Roughly half of the Jewish population attests to keeping kosher at home. Kosher restaurants make up around a quarter of the total as of 2015. Pork—often called "white meat" in Israel—is produced and consumed despite attempts to ban it; it is forbidden by both Judaism and Islam but is permitted by Christianity and mostly produced in traditionally Christian areas of northern Israel. Other non-kosher foods produced and eaten in Israel include rabbits, ostriches, and non-kosher fish.

===Sports===

Maccabi Haifa F.C. fans at Sammy Ofer Stadium in the city of Haifa

The most popular spectator sports in Israel are association football and basketball.
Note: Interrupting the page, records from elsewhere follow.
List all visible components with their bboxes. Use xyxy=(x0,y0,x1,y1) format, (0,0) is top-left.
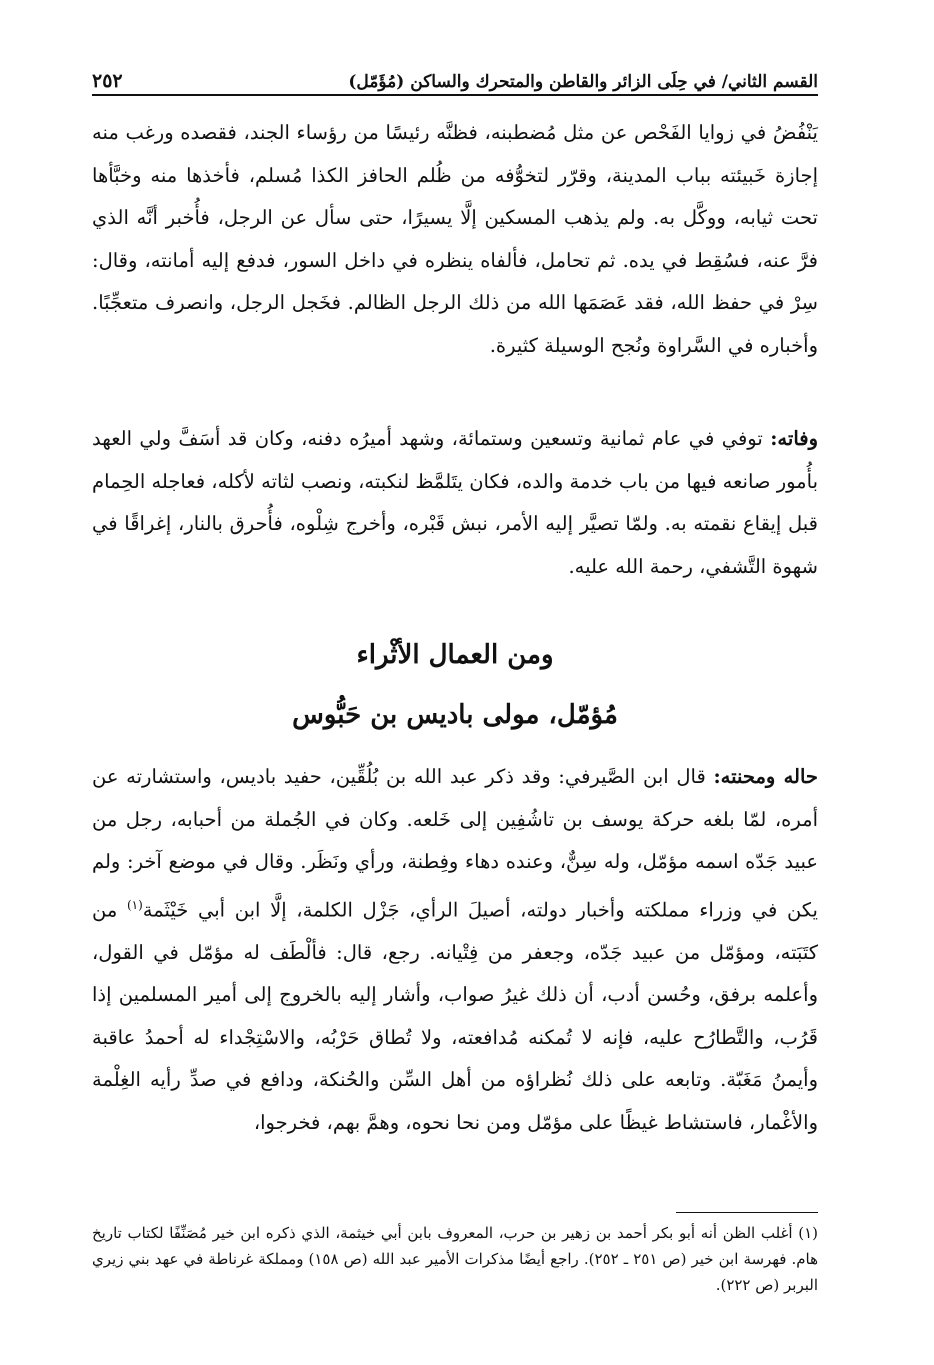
paragraph-death xyxy=(92,418,818,588)
section-heading: ومن العمال الأثْراء xyxy=(356,640,554,670)
footnote-marker[interactable]: (١) xyxy=(126,897,143,912)
condition-text-2: من كتَبَته، ومؤمّل من عبيد جَدّه، وجعفر من فِتْيانه. رجع، قال: فألْطَف له مؤمّل في القول، وأعلمه برفق، وحُسن أدب، أن ذلك غيرُ صواب، وأشار إليه بالخروج إلى أمير المسلمين إذا قَرُب، والتَّطارُح عليه، فإنه لا تُمكنه مُدافعته، ولا تُطاق حَرْبُه، والاسْتِجْداء له أحمدُ عاقبة وأيمنُ مَغَبّة. وتابعه على ذلك نُظراؤه من أهل السِّن والحُنكة، ودافع في صدِّ رأيه الغِلْمة والأغْمار، فاستشاط غيظًا على مؤمّل ومن نحا نحوه، وهمَّ بهم، فخرجوا، xyxy=(92,898,818,1134)
running-title: القسم الثاني/ في حِلَى الزائر والقاطن والمتحرك والساكن (مُؤَمّل) xyxy=(348,72,818,92)
person-heading: مُؤمّل، مولى باديس بن حَبُّوس xyxy=(292,700,618,730)
page-number: ٢٥٢ xyxy=(92,70,123,92)
death-heading: وفاته: xyxy=(770,427,818,450)
paragraph-1: يَنْفُضُ في زوايا الفَحْص عن مثل مُضطبنه، فظنَّه رئيسًا من رؤساء الجند، فقصده ورغب منه إجازة خَبيئته بباب المدينة، وقرّر لتخوُّفه من ظُلم الحافز الكذا مُسلم، فأخذها منه وخبَّأها تحت ثيابه، ووكَّل به. ولم يذهب المسكين إلَّا يسيرًا، حتى سأل عن الرجل، فأُخبر أنَّه الذي فرَّ عنه، فسُقِط في يده. ثم تحامل، فألفاه ينظره في داخل السور، فدفع إليه أمانته، وقال: سِرْ في حفظ الله، فقد عَصَمَها الله من ذلك الرجل الظالم. فخَجل الرجل، وانصرف متعجِّبًا. وأخباره في السَّراوة ونُجح الوسيلة كثيرة. xyxy=(92,121,818,357)
condition-text-1: قال ابن الصَّيرفي: وقد ذكر عبد الله بن بُلُقِّين، حفيد باديس، واستشارته عن أمره، لمّا بلغه حركة يوسف بن تاشُفِين إلى خَلعه. وكان في الجُملة من أحبابه، رجل من عبيد جَدّه اسمه مؤمّل، وله سِنٌّ، وعنده دهاء وفِطنة، ورأي ونَظَر. وقال في موضع آخر: ولم يكن في وزراء مملكته وأخبار دولته، أصيلَ الرأي، جَزْل الكلمة، إلَّا ابن أبي خَيْثَمة xyxy=(92,765,818,921)
death-text: توفي في عام ثمانية وتسعين وستمائة، وشهد أميرُه دفنه، وكان قد أسَفَّ ولي العهد بأُمور صانعه فيها من باب خدمة والده، فكان يتَلمَّظ لنكبته، ونصب لثاته لأكله، فعاجله الحِمام قبل إيقاع نقمته به. ولمّا تصيَّر إليه الأمر، نبش قَبْره، وأخرج شِلْوه، فأُحرق بالنار، إغراقًا في شهوة التَّشفي، رحمة الله عليه. xyxy=(92,427,818,578)
condition-heading: حاله ومحنته: xyxy=(713,765,818,788)
paragraph-condition xyxy=(92,756,818,1144)
header-rule xyxy=(92,94,818,96)
footnote: (١) أغلب الظن أنه أبو بكر أحمد بن زهير بن حرب، المعروف بابن أبي خيثمة، الذي ذكره ابن خير مُصَنِّفًا لكتاب تاريخ هام. فهرسة ابن خير (ص ٢٥١ ـ ٢٥٢). راجع أيضًا مذكرات الأمير عبد الله (ص ١٥٨) ومملكة غرناطة في عهد بني زيري البربر (ص ٢٢٢). xyxy=(92,1224,819,1294)
footnote-rule xyxy=(676,1212,818,1213)
running-header xyxy=(92,58,818,92)
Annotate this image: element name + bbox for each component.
The Israeli Premier League is the country's premier football league, and the Israeli Basketball Premier League is the premier basketball league. Maccabi Haifa, Maccabi Tel Aviv, Hapoel Tel Aviv and Beitar Jerusalem are the largest football clubs. Maccabi Tel Aviv, Maccabi Haifa and Hapoel Tel Aviv have competed in the UEFA Champions League and Hapoel Tel Aviv reached the UEFA Cup quarter-finals. Israel hosted and won the 1964 AFC Asian Cup; in 1970 the Israel national football team qualified for the FIFA World Cup, the only time it participated. The 1974 Asian Games, held in Tehran, were the last Asian Games in which Israel participated, plagued by Arab countries that refused to compete with Israel. Israel was excluded from the 1978 Asian Games and since then has not competed in Asian sport events. In 1994, UEFA agreed to admit Israel, and its football teams now compete in Europe. Maccabi Tel Aviv B.C. has won the European championship in basketball six times.

Israel has won 20 Olympic medals since its first win in 1992, including a gold medal in windsurfing at the 2004 Summer Olympics, and seven medals at the 2024 Paris Olympics. Israel has won over 100 gold medals in the Paralympic Games and is ranked 20th in the all-time medal count. The 1968 Summer Paralympics were hosted by Israel. The Maccabiah Games, an Olympic-style event for Jewish and Israeli athletes, has been held every four years since the 1930s. Krav Maga, a martial art developed by Jewish ghetto defenders, is used by the Israeli security forces and police.

Chess is a leading sport. There are many Israeli grandmasters and Israeli chess players have won a number of youth world championships. Israel stages an annual international championship and hosted the World Team Chess Championship in 2005.